Abid menggeleng pelan kemudian mengembuskan napas pelan. "Jangan ngelamun, Bil!" tegurnya seraya menepuk bahu Syabil dengan pelan.
Syabil sendiri yang tadinya memang melamun, berjengkit kaget saat merasakan sentuhan tiba-tiba. "Abang."
"Ngelamunin apa, sih? Kan, Abang udah bilang jangan melamun terus. Kamu mau keserupan?"
Syabil seketika mendelik ke arah Abid, lalu melayangkan sebuah pukulan di lengan kekar pria itu. "Omongannya ih!" Detik berikutnya tatapan Syabil berubah sendu. Dia menunduk seraya memainkan jari-jemarinya. "Aku bener-bener ngerasa nggak enak sama Mas Andre, Bang. Dia untuk sementara waktu harus pake bantuan tongkat kalau mau jalan ... dan itu karena kesalahan aku," lirih Syabil.
Walau kejadiannya sudah lewat seminggu, tetap saja rasa bersalah selalu menghantui Syabil. Dia juga selalu berandai-andai agar kejadian itu tidak terjadi, tetapi ya ... namanya penyesalan pasti akan selalu datang di belakang.
"Kamu mau ngerasa bersalah dan nggak enak gimana pun nggak akan ngebuat kaki Mas Andre langsung bisa jalan tanpa memakai tongkat. Daripada kamu ngerasain dua hal itu mending kamu doain Mas Andre biar kakinya cepat pulih dan bisa berjalan seperti sedia kala tanpa bantuan tongkat lagi."
Syabil menatap Abid. "Kalau doa-in sih pasti, Bang."
"Lagian ummi sama abi lagi pergi ke rumah Mas Andre, buat jengukin dia. Jadi, daripada kamu bengong di rumah mending ikut Abang," ujar Abid.
"Ih, kok ummi sama abi nggak bilang kalau mau pergi jengukin Mas Andre. Kan, aku juga mau ikut, Bang," protes Syabil.
"Kenapa protes sama Abang?" tanya Abid seraya menaikkan sebelah alisnya. "Udah, buruan kamu siap-siap! Abang juga mau siap-siap."
Abid yang hendak pergi ditahan oleh Syabil. "Eh, bentar, Bang. Kita mau ke mana malam-malam gini?" tanya Syabil bingung.
"Ke rumah temen Abang." Setelah itu Abid keluar dari kamar Syabil.
****
"Loh ini rumah siapa, Bang?" tanya Syabil setelah mobil Abid berhenti tepat di depan gerbang berwarna hitam menjulang tinggi.
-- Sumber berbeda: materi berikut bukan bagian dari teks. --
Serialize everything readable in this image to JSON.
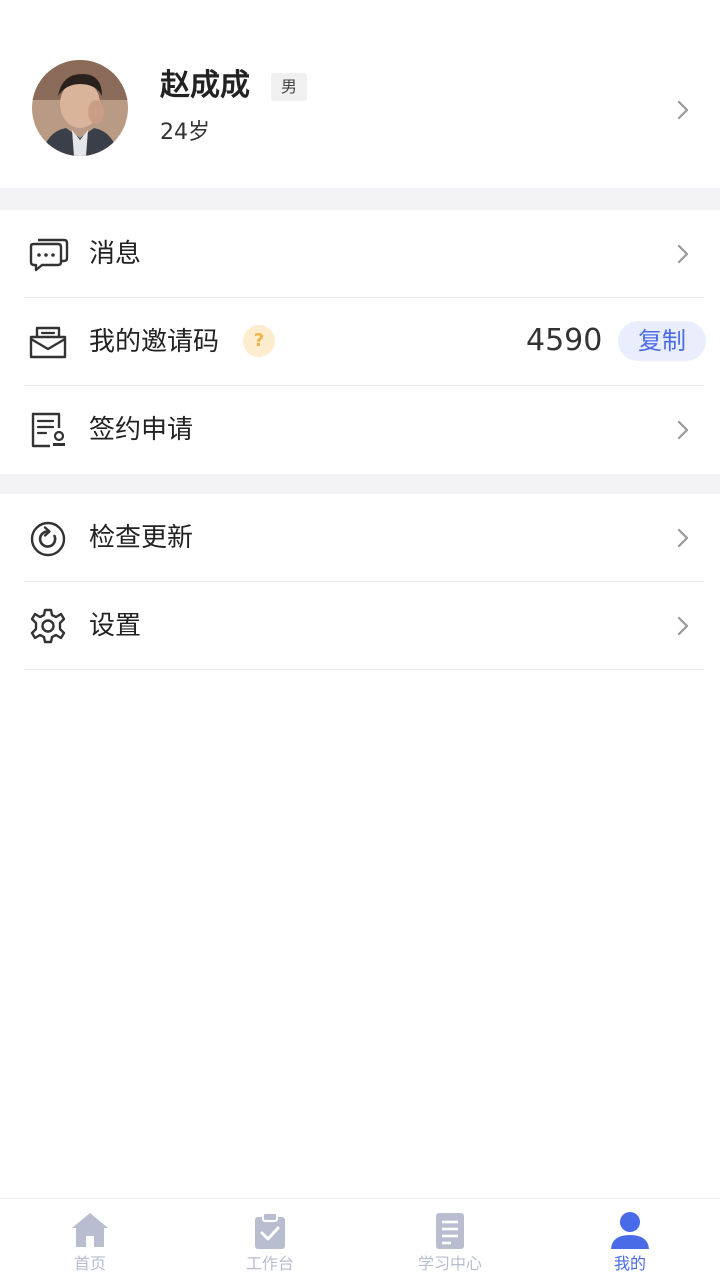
{
  "profile": {
    "name": "赵成成",
    "gender": "男",
    "age": "24岁"
  },
  "menu_group_1": [
    {
      "label": "消息",
      "icon": "message-icon"
    },
    {
      "label": "我的邀请码",
      "icon": "invite-icon",
      "help": "?",
      "code": "4590",
      "copy_label": "复制"
    },
    {
      "label": "签约申请",
      "icon": "contract-icon"
    }
  ],
  "menu_group_2": [
    {
      "label": "检查更新",
      "icon": "refresh-icon"
    },
    {
      "label": "设置",
      "icon": "gear-icon"
    }
  ],
  "tabbar": [
    {
      "label": "首页",
      "icon": "home-icon",
      "active": false
    },
    {
      "label": "工作台",
      "icon": "clipboard-icon",
      "active": false
    },
    {
      "label": "学习中心",
      "icon": "document-icon",
      "active": false
    },
    {
      "label": "我的",
      "icon": "person-icon",
      "active": true
    }
  ],
  "colors": {
    "accent": "#4a6be8",
    "tab_inactive": "#b8bdd0",
    "section_gap": "#f3f3f5",
    "help_badge_bg": "#fdeccd",
    "help_badge_fg": "#f0b34a"
  }
}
Setelah menyalakan klaksonnya. Abid melirik ke arah Syabil. "Rumah temen Abang."
"Loh, Mas Alif udah ganti rumah lagi?" tanya Syabil bingung.
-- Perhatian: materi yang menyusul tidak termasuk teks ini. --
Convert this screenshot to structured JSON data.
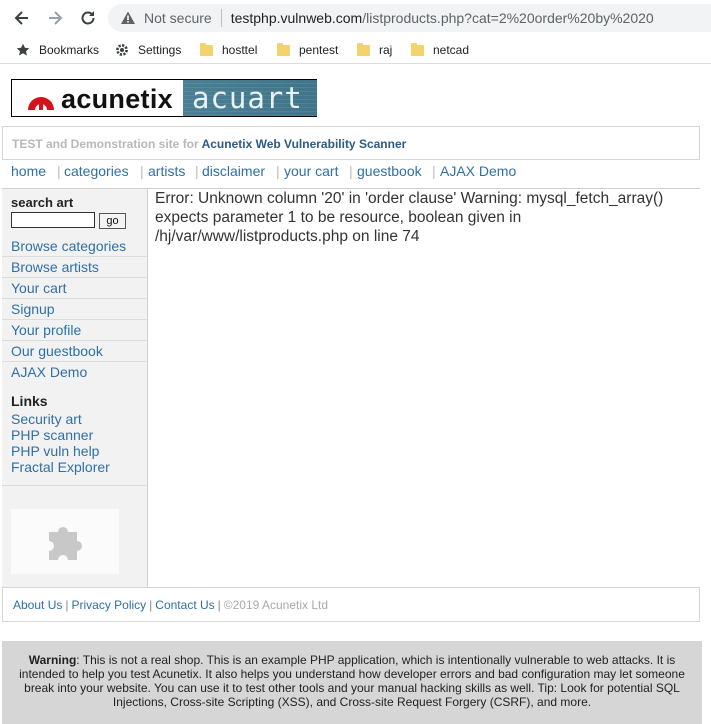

Abid yang mendengar ucapan Syabil itu juga ikut mengernyit bingung, lalu berkata, "Kamu pikir teman Abang cuman Alif?" Syabil mengangguk sebagai jawaban.
"Bukan," ujar Abid lalu jari telunjuknya dia arahkan pada pria yang sedang membukakan pagar. "Dia juga teman Abang. Azam, dosen kamu. Lupa?"
KAMU SEDANG MEMBACA
Dream Priest (Sudah Terbit)
SpiritualLayaknya Fatima Az-Zahra yang mencintai diam-diam Ali bin Abi Thalib, maka begitu pula yang dirasakan oleh Syabil setelah kedatangan dosen baru di kampusnya. Namun, jika Ali bin Abi Thalib yang juga memiliki rasa pada Fatima Az-Zahra, maka berbeda h...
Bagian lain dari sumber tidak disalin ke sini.